“Consistency” is no lame term of art or ethereal concept; we buy into it all the time. As athletes for example, everyone generally agrees that consistency in training is the key to improved performance. Heck, it’s been baby boomer’s mantra for child rearing! So, why does consistency fly out the window in the employment context? Why do supervisors and managers bypass this consideration when doling out discipline or granting employees’ requests for exceptions to company policies?
Unfortunately for employers, this conundrum just got worse. Recently, the United States Supreme Court decided that trial judges have the discretion to admit or exclude testimony offered by a plaintiff's co-workers regarding unrelated incidents of discrimination by supervisors who had no role in the challenged employment decision, otherwise referred to as “me too” testimony. Sprint/United Mgmt Co v Mendelsohn, U.S. S.Ct, Dkt No 06-1221 (Feb. 26, 2008). What does the Sprint decision mean to employers? Well, not only should decision-makers make certain their actions are consistent within his/her department, but arguably should make sure the policy has been similarly enforced throughout the departments. Sound a bit onerous? Read on.
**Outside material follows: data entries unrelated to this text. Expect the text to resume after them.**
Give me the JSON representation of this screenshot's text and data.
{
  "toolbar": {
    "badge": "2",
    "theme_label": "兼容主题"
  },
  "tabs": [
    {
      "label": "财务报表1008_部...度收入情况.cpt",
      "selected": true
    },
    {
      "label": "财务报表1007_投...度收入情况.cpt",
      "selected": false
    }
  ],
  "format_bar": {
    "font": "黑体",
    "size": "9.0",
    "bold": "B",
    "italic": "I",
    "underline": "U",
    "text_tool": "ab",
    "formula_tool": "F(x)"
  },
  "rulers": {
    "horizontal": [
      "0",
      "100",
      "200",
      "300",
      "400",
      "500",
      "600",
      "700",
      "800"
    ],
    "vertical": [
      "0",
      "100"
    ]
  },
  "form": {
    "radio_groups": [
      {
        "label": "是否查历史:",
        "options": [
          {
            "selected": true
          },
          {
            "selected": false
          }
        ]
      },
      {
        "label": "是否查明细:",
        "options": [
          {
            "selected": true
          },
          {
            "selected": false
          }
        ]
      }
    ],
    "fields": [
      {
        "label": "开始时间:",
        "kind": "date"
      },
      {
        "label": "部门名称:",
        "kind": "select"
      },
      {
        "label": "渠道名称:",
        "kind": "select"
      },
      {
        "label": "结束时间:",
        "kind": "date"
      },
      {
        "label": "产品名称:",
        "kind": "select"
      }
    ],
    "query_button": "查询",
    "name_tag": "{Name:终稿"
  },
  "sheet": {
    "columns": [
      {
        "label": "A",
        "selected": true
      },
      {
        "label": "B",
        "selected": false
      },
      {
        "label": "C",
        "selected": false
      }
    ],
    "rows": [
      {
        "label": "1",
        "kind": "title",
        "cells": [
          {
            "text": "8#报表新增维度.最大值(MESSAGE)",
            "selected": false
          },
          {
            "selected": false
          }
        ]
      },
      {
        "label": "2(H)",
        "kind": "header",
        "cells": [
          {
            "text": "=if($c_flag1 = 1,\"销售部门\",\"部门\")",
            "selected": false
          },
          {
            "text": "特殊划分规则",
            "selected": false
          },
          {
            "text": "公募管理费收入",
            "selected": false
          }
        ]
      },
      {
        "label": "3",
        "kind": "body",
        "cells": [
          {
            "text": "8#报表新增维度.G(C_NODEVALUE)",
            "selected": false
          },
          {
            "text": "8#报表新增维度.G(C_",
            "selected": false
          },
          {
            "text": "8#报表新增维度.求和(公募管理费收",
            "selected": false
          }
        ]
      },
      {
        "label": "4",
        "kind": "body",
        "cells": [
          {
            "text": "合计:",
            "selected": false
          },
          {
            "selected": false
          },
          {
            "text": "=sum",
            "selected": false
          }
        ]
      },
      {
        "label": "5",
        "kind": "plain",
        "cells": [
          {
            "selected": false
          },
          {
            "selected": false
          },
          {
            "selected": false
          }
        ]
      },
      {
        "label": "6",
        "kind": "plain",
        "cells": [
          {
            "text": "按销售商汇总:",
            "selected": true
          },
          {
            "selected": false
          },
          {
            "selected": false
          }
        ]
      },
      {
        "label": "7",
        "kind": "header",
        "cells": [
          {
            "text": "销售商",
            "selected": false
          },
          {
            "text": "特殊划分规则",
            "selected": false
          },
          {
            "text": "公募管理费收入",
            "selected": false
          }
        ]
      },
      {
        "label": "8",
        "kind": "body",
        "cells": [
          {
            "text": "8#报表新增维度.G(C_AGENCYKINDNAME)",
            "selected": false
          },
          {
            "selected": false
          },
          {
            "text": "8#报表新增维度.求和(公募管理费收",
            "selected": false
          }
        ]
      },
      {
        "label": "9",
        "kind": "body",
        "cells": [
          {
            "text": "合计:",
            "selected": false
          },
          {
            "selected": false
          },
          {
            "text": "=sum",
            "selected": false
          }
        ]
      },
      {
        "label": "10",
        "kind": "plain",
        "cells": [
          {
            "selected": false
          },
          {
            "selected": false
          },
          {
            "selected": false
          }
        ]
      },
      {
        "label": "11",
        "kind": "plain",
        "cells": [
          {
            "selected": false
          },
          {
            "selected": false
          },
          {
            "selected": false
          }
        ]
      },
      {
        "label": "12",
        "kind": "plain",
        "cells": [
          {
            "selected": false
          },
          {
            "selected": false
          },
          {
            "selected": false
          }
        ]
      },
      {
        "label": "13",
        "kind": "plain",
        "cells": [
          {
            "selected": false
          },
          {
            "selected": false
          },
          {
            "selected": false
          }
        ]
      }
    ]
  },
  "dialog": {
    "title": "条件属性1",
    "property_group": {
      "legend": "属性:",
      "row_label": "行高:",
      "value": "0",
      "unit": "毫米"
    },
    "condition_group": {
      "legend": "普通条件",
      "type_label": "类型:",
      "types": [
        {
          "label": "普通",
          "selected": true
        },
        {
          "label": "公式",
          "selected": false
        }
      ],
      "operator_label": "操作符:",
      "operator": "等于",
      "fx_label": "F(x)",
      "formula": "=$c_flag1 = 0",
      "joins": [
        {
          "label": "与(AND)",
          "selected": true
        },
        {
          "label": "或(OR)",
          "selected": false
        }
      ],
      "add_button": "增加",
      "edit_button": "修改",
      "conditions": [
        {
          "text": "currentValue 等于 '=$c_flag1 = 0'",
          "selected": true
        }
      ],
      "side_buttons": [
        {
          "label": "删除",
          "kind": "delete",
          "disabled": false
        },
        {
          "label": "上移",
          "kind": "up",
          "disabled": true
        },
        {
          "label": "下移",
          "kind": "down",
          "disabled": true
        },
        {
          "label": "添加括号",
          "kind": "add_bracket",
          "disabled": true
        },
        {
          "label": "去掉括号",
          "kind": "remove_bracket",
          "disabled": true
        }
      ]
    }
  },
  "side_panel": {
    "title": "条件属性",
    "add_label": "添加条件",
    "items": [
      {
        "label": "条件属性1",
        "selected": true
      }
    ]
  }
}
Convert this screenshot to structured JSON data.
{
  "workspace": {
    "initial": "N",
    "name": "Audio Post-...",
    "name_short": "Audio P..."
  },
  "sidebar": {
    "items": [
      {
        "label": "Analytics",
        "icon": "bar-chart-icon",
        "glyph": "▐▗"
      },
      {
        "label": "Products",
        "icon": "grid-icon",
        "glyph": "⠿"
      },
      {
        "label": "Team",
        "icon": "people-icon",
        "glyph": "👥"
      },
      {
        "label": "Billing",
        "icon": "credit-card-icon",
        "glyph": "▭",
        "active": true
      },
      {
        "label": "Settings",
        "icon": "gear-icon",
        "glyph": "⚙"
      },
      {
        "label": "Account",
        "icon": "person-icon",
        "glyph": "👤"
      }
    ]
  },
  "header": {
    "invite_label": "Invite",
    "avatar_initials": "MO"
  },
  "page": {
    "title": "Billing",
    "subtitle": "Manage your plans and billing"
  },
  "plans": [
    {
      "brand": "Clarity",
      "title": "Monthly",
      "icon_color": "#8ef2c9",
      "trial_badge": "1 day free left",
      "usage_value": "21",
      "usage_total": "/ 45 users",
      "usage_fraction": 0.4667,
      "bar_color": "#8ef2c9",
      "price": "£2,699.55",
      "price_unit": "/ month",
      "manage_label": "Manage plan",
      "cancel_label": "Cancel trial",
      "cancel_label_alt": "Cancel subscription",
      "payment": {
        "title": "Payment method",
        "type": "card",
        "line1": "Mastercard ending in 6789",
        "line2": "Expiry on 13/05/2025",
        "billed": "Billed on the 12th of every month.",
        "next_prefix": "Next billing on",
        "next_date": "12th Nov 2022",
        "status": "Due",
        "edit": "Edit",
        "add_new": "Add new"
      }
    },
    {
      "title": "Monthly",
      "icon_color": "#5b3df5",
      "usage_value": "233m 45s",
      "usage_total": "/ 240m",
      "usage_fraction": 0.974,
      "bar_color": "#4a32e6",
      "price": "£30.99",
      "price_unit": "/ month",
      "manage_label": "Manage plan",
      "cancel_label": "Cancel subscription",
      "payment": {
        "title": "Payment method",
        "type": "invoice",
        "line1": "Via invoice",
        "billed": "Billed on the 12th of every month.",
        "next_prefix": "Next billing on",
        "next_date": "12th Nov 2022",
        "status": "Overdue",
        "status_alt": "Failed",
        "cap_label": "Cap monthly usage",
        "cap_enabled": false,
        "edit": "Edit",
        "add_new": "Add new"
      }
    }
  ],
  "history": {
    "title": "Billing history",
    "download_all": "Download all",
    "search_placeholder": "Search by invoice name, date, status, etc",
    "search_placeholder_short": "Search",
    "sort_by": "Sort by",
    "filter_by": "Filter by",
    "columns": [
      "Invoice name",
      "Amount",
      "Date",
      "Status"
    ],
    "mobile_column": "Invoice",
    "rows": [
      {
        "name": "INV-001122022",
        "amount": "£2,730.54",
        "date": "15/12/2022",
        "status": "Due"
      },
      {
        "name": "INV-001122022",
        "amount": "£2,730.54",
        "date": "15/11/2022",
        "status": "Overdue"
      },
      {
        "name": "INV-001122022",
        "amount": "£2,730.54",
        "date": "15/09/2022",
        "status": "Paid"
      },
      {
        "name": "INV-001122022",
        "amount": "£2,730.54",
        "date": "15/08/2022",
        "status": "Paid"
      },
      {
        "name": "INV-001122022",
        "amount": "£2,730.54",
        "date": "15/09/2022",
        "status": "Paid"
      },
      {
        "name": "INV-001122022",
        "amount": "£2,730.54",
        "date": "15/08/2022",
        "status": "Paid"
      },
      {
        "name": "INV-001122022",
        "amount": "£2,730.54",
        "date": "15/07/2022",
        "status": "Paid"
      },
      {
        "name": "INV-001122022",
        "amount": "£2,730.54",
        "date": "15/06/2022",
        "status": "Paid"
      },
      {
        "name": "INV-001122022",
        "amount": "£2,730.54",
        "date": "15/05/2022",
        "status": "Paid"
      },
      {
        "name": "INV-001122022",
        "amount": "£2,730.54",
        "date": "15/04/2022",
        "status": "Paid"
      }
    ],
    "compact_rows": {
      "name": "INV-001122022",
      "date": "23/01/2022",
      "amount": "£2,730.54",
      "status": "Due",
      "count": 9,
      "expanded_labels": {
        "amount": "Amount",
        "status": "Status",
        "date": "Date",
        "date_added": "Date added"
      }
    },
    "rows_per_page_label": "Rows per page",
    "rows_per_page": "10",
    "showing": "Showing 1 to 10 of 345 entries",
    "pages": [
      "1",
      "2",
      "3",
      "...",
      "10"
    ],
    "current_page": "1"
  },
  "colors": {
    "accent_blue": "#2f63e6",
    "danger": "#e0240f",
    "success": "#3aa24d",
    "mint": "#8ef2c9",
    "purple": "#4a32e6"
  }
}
The Sprint decision is daunting considering many supervisors/managers fail to consistently apply and/or enforce policies within their own department. Remember the old adage, “no good deed goes unpunished”? Nowhere is that more true than the employment world. Forget about exceptions made on a “case by case” basis; those exceptions may come back to haunt you. While inconsistent application of workplace policy may not per se suffice to establish a plaintiff’s burden of proof of discrimination, it may nonetheless be sufficient to constitute circumstantial evidence of discrimination, and at the very least give rise to a triable issue of fact thereby defeating an employer’s motion for summary judgment. See e.g., Ash v. Tyson Foods, Inc., 129 Fed. Appx. 529, 533 (11th Cir. 2005), rev’d on other grounds, 546 U.S. 454, 126 S. Ct. 1195, 163 L.Ed. 2d 1053 (2006) (“we have also observed that deviation from company policy can be circumstantial evidence of discrimination, especially where the rules were bent or broken to give a non-minority applicant an advantage”). See also, Freeman v. Barnhart, 2008 WL 744827 (N.D. Cal. March 18, 2005) (finding plaintiff’s evidence of another employee who engaged in similar conduct but was not disciplined established a prima facie case of discrimination).
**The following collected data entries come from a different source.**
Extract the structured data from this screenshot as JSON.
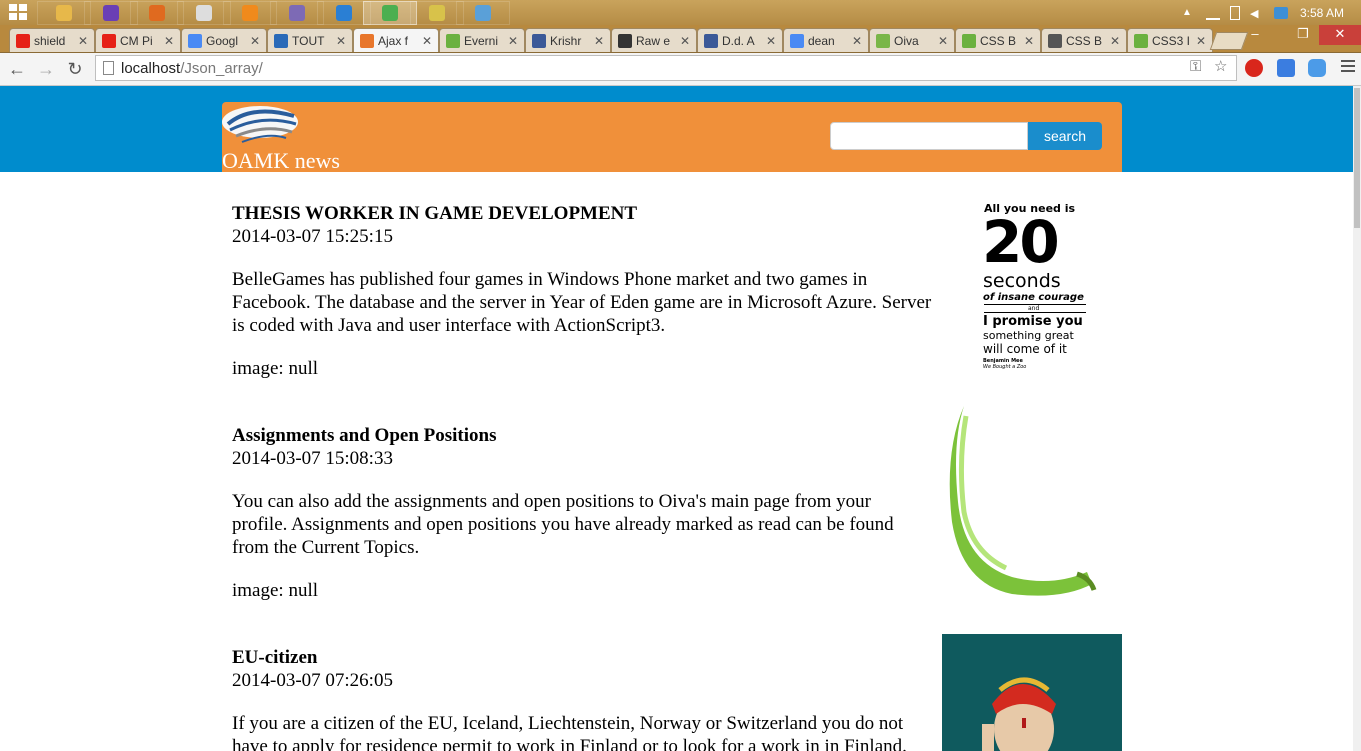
{
  "taskbar": {
    "apps": [
      {
        "icon": "file-explorer-icon",
        "color": "#e7b84a"
      },
      {
        "icon": "visual-studio-icon",
        "color": "#6a3fb5"
      },
      {
        "icon": "firefox-icon",
        "color": "#e06a1f"
      },
      {
        "icon": "calculator-icon",
        "color": "#dddddd"
      },
      {
        "icon": "vlc-icon",
        "color": "#f08a1c"
      },
      {
        "icon": "app-icon",
        "color": "#7d6ab5"
      },
      {
        "icon": "internet-explorer-icon",
        "color": "#2a7fd4"
      },
      {
        "icon": "chrome-icon",
        "color": "#4caf50"
      },
      {
        "icon": "app-icon",
        "color": "#d8c24a"
      },
      {
        "icon": "paint-icon",
        "color": "#5aa0d8"
      }
    ],
    "clock": "3:58 AM"
  },
  "browser": {
    "tabs": [
      {
        "title": "shield",
        "icon": "youtube-icon",
        "color": "#e62117"
      },
      {
        "title": "CM Pi",
        "icon": "youtube-icon",
        "color": "#e62117"
      },
      {
        "title": "Googl",
        "icon": "translate-icon",
        "color": "#4a8af4"
      },
      {
        "title": "TOUT",
        "icon": "app-icon",
        "color": "#2a6ab8"
      },
      {
        "title": "Ajax f",
        "icon": "app-icon",
        "color": "#e8762c",
        "active": true
      },
      {
        "title": "Everni",
        "icon": "evernote-icon",
        "color": "#6bb13f"
      },
      {
        "title": "Krishr",
        "icon": "facebook-icon",
        "color": "#3b5998"
      },
      {
        "title": "Raw e",
        "icon": "wwe-icon",
        "color": "#333333"
      },
      {
        "title": "D.d. A",
        "icon": "facebook-icon",
        "color": "#3b5998"
      },
      {
        "title": "dean",
        "icon": "google-icon",
        "color": "#4a8af4"
      },
      {
        "title": "Oiva",
        "icon": "leaf-icon",
        "color": "#7ab648"
      },
      {
        "title": "CSS B",
        "icon": "css-icon",
        "color": "#6bb13f"
      },
      {
        "title": "CSS B",
        "icon": "css-icon",
        "color": "#555555"
      },
      {
        "title": "CSS3 I",
        "icon": "css-icon",
        "color": "#6bb13f"
      }
    ],
    "url_host": "localhost",
    "url_path": "/Json_array/"
  },
  "page": {
    "site_title": "OAMK news",
    "search_button": "search",
    "search_value": "",
    "banner_color": "#008ccd",
    "header_color": "#f0903a",
    "articles": [
      {
        "title": "THESIS WORKER IN GAME DEVELOPMENT",
        "date": "2014-03-07 15:25:15",
        "body": "BelleGames has published four games in Windows Phone market and two games in Facebook. The database and the server in Year of Eden game are in Microsoft Azure. Server is coded with Java and user interface with ActionScript3.",
        "image": "image: null"
      },
      {
        "title": "Assignments and Open Positions",
        "date": "2014-03-07 15:08:33",
        "body": "You can also add the assignments and open positions to Oiva's main page from your profile. Assignments and open positions you have already marked as read can be found from the Current Topics.",
        "image": "image: null"
      },
      {
        "title": "EU-citizen",
        "date": "2014-03-07 07:26:05",
        "body": "If you are a citizen of the EU, Iceland, Liechtenstein, Norway or Switzerland you do not have to apply for residence permit to work in Finland or to look for a work in in Finland."
      }
    ],
    "poster": {
      "line1": "All you need is",
      "number": "20",
      "line2": "seconds",
      "line3": "of insane courage",
      "line4": "and",
      "line5": "I promise you",
      "line6": "something great",
      "line7": "will come of it",
      "credit1": "Benjamin Mee",
      "credit2": "We Bought a Zoo"
    }
  }
}
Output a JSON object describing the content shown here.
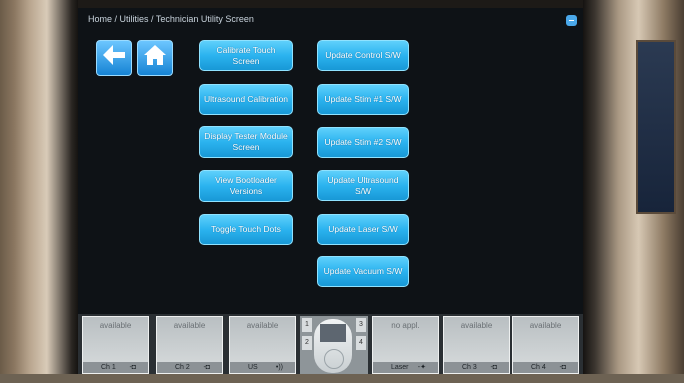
{
  "breadcrumb": "Home / Utilities / Technician Utility Screen",
  "nav": {
    "back_icon": "arrow-left-icon",
    "home_icon": "home-icon"
  },
  "left_buttons": [
    "Calibrate Touch Screen",
    "Ultrasound Calibration",
    "Display Tester Module Screen",
    "View Bootloader Versions",
    "Toggle Touch Dots"
  ],
  "right_buttons": [
    "Update Control S/W",
    "Update Stim #1 S/W",
    "Update Stim #2 S/W",
    "Update Ultrasound S/W",
    "Update Laser S/W",
    "Update Vacuum S/W"
  ],
  "channels": [
    {
      "status": "available",
      "label": "Ch 1"
    },
    {
      "status": "available",
      "label": "Ch 2"
    },
    {
      "status": "available",
      "label": "US"
    },
    {
      "status": "no appl.",
      "label": "Laser"
    },
    {
      "status": "available",
      "label": "Ch 3"
    },
    {
      "status": "available",
      "label": "Ch 4"
    }
  ],
  "remote": {
    "numbers": [
      "1",
      "2",
      "3",
      "4"
    ]
  },
  "colors": {
    "button": "#2bb3ef",
    "screen_bg": "#0e1216"
  }
}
Inconsistent treatment of employees can be problematic in the employment litigation arena. For example, a manager’s repeated, pervasive and disparaging remarks about an employee’s necklace, which she claimed to be a Wiccan religious symbol, and the display of a co-worker’s Christian religious jewelry with impunity, created an inference of bias thus defeating the employer’s motion for summary judgment. The plaintiff, a Starbucks employee, was terminated purportedly for receiving a third corrective action notice when she failed to show for a scheduled shift. The employee claimed she told her manager she would not report to work due to an injury she received on the job. The employee sued for religious bias under Title VII and Oregon law, claiming her manager’s comments about her necklace prompted her to contact HR about permitted jewelry in the workplace. (Hedum v Starbucks Corp, 90 EPD ¶43,107). The district court concluded the employee stated a prima facie case of religious bias under Title VII and Oregon law based on the employee’s ability to show another employee of different religious beliefs that did not receive disparaging remarks from the manager. Notably, the “inconsistent” treatment by management in this case did not relate to application of a policy that was the subject of discipline i.e., attendance policy; but rather a “jewelry” policy unrelated to the policy which led to her termination.
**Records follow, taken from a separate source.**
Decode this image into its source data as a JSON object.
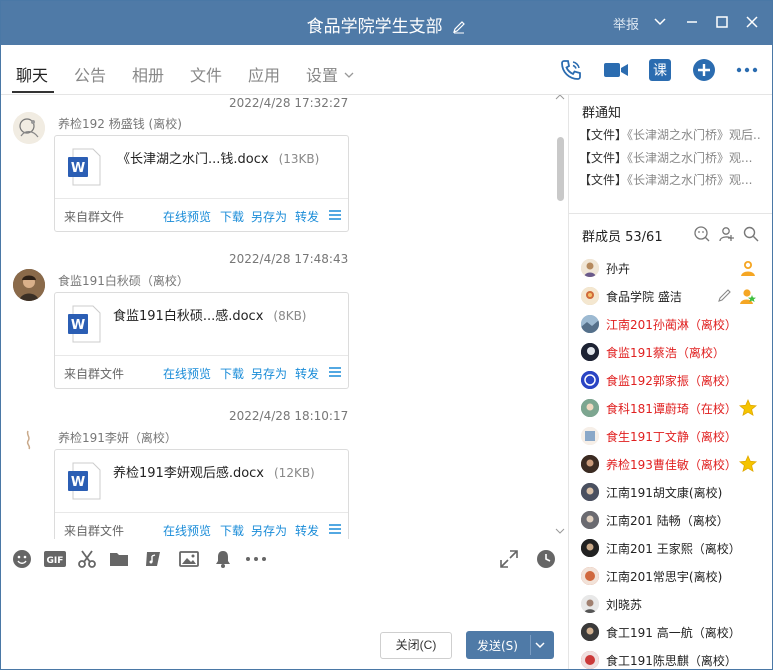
{
  "window": {
    "title": "食品学院学生支部",
    "report_label": "举报"
  },
  "tabs": [
    {
      "label": "聊天",
      "active": true
    },
    {
      "label": "公告"
    },
    {
      "label": "相册"
    },
    {
      "label": "文件"
    },
    {
      "label": "应用"
    },
    {
      "label": "设置"
    }
  ],
  "messages": [
    {
      "time": "2022/4/28 17:32:27",
      "sender": "养检192 杨盛钱 (离校)",
      "file_name": "《长津湖之水门...钱.docx",
      "file_size": "(13KB)",
      "source": "来自群文件",
      "actions": [
        "在线预览",
        "下载",
        "另存为",
        "转发"
      ]
    },
    {
      "time": "2022/4/28 17:48:43",
      "sender": "食监191白秋硕（离校）",
      "file_name": "食监191白秋硕...感.docx",
      "file_size": "(8KB)",
      "source": "来自群文件",
      "actions": [
        "在线预览",
        "下载",
        "另存为",
        "转发"
      ]
    },
    {
      "time": "2022/4/28 18:10:17",
      "sender": "养检191李妍（离校）",
      "file_name": "养检191李妍观后感.docx",
      "file_size": "(12KB)",
      "source": "来自群文件",
      "actions": [
        "在线预览",
        "下载",
        "另存为",
        "转发"
      ]
    }
  ],
  "buttons": {
    "close": "关闭(C)",
    "send": "发送(S)"
  },
  "notice": {
    "title": "群通知",
    "items": [
      {
        "tag": "【文件】",
        "text": "《长津湖之水门桥》观后..."
      },
      {
        "tag": "【文件】",
        "text": "《长津湖之水门桥》观..."
      },
      {
        "tag": "【文件】",
        "text": "《长津湖之水门桥》观..."
      }
    ]
  },
  "members": {
    "title": "群成员 53/61",
    "list": [
      {
        "name": "孙卉",
        "red": false,
        "badge": "owner-icon"
      },
      {
        "name": "食品学院 盛洁",
        "red": false,
        "badge": "admin-icon",
        "edit": true
      },
      {
        "name": "江南201孙蔺淋（离校）",
        "red": true
      },
      {
        "name": "食监191蔡浩（离校）",
        "red": true
      },
      {
        "name": "食监192郭家振（离校）",
        "red": true
      },
      {
        "name": "食科181谭蔚琦（在校）",
        "red": true,
        "badge": "star-icon"
      },
      {
        "name": "食生191丁文静（离校）",
        "red": true
      },
      {
        "name": "养检193曹佳敏（离校）",
        "red": true,
        "badge": "star-icon"
      },
      {
        "name": "江南191胡文康(离校)",
        "red": false
      },
      {
        "name": "江南201 陆畅（离校）",
        "red": false
      },
      {
        "name": "江南201 王家熙（离校）",
        "red": false
      },
      {
        "name": "江南201常思宇(离校)",
        "red": false
      },
      {
        "name": "刘晓苏",
        "red": false
      },
      {
        "name": "食工191 高一航（离校）",
        "red": false
      },
      {
        "name": "食工191陈思麒（离校）",
        "red": false
      }
    ]
  },
  "colors": {
    "titlebar": "#4f7aa7",
    "link": "#1a8cd8",
    "red_name": "#e02020",
    "word_blue": "#2b5eb4"
  }
}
RealSolutions for Today’s Employers
How consistent, is consistent? Well, if you have a policy, apply it uniformly, to everyone, in all situations. In Guard Publishing, Inc’s manual, the company had a policy prohibiting employees from using its e-mail system to send non-job-related solicitations. An employee used the system to send e-mails soliciting employee action in support of the union. The National Labor Relations Board (NLRB) found the policy neutral in substance and spirit, but disparately applied because the company allowed other employees to send non-work-related e-mails that did not contain solicitations. The Guard Publishing Company d/b/a The Register-Guard, 351 NLRB No. 70 (2007). Thus, discipline of the employee who sent union issues via e-mail and not the others constituted illegal conduct under the National Labor Relations Act (NLRA).
So what must an employer do to remain compliant and avoid inferences of unfair illegal conduct? TRAIN all management on employment laws annually at a minimum. CONSULT human resources prior to taking adverse action or granting exceptions to policies, particularly in light of the Sprint decision. REVIEW your decision from a jury’s point of view. LISTEN to complaints relating to policies being waived or selectively enforced. RECONSIDER whether granting an exception to policy is worth the next 2 years of your life!